Er bückte sich und raffte die beiden Bündel vom Boden auf.

Seine Tochter war dunkelroth geworden. Augenscheinlich kämpfte sie mit sich. „Aber Du kommst wieder, Vater, nicht wahr, Du kommst wieder? Vielleicht morgen gegen zwölf Uhr, obgleich ich dann alles aufzuräumen habe! Allein um die Zeit ist gerade mein Mann –“

„Nein!“ unterbrach er sie herb. „Ich komm’ nicht wieder, nicht morgen, nicht übermorgen! Ich gehör’ hier nicht her!“

Sie wollte einlenken, ihn beschwichtigen, vielleicht schwebte ihr ein erstes herzliches Wort auf der Lippe ... da öffnete sich die Thür von neuem.

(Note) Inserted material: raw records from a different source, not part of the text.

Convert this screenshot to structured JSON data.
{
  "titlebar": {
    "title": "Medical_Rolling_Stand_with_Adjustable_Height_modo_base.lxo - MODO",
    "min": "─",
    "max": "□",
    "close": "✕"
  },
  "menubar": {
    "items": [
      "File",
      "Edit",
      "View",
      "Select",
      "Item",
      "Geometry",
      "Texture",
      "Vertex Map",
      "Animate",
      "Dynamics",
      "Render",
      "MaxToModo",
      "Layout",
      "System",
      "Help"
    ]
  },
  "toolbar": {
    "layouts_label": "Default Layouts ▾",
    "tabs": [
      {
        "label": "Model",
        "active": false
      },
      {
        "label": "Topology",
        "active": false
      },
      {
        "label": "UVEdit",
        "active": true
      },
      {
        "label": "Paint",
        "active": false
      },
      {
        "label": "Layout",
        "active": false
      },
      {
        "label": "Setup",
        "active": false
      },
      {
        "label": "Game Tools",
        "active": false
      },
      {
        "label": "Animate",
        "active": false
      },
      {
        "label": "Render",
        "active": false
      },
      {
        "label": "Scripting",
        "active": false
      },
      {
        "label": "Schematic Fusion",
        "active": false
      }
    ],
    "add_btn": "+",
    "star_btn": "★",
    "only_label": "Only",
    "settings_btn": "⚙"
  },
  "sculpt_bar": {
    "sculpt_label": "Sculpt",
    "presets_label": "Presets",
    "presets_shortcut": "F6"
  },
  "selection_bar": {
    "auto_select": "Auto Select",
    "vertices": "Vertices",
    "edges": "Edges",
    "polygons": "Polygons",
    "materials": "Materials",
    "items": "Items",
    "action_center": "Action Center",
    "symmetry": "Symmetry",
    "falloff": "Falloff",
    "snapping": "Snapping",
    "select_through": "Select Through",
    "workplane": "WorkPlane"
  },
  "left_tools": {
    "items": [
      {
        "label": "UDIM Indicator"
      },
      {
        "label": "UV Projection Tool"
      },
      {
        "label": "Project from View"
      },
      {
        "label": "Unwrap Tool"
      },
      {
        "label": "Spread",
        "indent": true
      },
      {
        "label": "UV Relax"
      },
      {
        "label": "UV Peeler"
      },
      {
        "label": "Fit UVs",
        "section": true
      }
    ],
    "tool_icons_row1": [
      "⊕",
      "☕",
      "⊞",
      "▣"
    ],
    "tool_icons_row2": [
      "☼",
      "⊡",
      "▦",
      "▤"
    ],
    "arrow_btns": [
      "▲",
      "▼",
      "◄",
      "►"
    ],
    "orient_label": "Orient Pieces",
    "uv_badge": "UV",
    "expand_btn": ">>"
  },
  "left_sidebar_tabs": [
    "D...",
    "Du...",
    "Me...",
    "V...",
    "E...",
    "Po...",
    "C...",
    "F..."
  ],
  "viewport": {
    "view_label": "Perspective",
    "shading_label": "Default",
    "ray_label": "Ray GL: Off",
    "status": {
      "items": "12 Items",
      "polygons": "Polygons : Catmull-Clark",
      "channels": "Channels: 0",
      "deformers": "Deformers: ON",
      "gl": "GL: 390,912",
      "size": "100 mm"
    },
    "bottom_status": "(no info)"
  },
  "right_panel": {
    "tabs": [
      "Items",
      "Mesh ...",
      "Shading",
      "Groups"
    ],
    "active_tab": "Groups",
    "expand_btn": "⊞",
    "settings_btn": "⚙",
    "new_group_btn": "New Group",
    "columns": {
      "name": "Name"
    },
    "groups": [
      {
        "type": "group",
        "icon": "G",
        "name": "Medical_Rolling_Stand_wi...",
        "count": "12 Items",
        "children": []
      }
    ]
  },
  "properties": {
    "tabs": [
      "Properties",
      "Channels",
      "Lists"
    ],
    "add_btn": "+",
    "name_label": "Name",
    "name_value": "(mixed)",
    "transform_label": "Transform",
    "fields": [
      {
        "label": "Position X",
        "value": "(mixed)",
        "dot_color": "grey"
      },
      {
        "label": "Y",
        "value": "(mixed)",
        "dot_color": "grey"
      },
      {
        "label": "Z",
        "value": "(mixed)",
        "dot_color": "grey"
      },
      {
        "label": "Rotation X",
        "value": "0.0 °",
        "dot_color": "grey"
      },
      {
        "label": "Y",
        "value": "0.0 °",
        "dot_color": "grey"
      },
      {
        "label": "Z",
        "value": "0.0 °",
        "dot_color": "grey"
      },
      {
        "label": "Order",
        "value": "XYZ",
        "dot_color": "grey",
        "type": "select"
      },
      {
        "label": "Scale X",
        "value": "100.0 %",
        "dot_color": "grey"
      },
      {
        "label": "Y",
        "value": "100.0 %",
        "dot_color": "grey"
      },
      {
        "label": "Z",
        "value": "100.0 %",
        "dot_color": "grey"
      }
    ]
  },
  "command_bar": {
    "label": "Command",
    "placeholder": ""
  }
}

„Gnädige Frau – Herr und Frau Bankdirektor sind da, und unser Herr fragt, wo gnädige Frau bleiben!“

„Sofort, ich bin sofort da! Arthurs Vorgesetzter! Adieu, Vater, bleib’ gesund, grüß’ die Mutter! Vielleicht, wenn Du ein andermal kommst und ich weiß es vorher –“

Wieder streifte ihr Mund sein Gesicht. Er erwiderte kein Wort, seine Augen hingen mit einem eigenthümlichen Ausdruck an ihren aufgeregten Mienen – es war ein Blick, welcher der eleganten Dame das Blut ungestüm in die Wangen trieb.

„Mama, ich geh’ mit Dir!“ rief Elli und hing sich der Mutter an den Arm.

„Führe Großpapa hinaus, Woldemar, über die Hintertreppe, hörst Du? Ihr geht durch Karolinens Zimmer! Zieh’ Dir rasch die Bluse an –“ Die letzten Worte rief Frau Willdorf schon von der Schwelle, den Kopf halb über die Schulter zurückgewendet, ihr Töchterchen an der Hand.

Empfohlene Zitierweise:
Verschiedene: Die Gartenlaube (1892). Leipzig: Ernst Keil, 1892, Seite 670. Digitale Volltext-Ausgabe bei Wikisource, URL: https://de.wikisource.org/w/index.php?title=Seite:Die_Gartenlaube_(1892)_670.jpg&oldid=- (Version vom 8.3.2023)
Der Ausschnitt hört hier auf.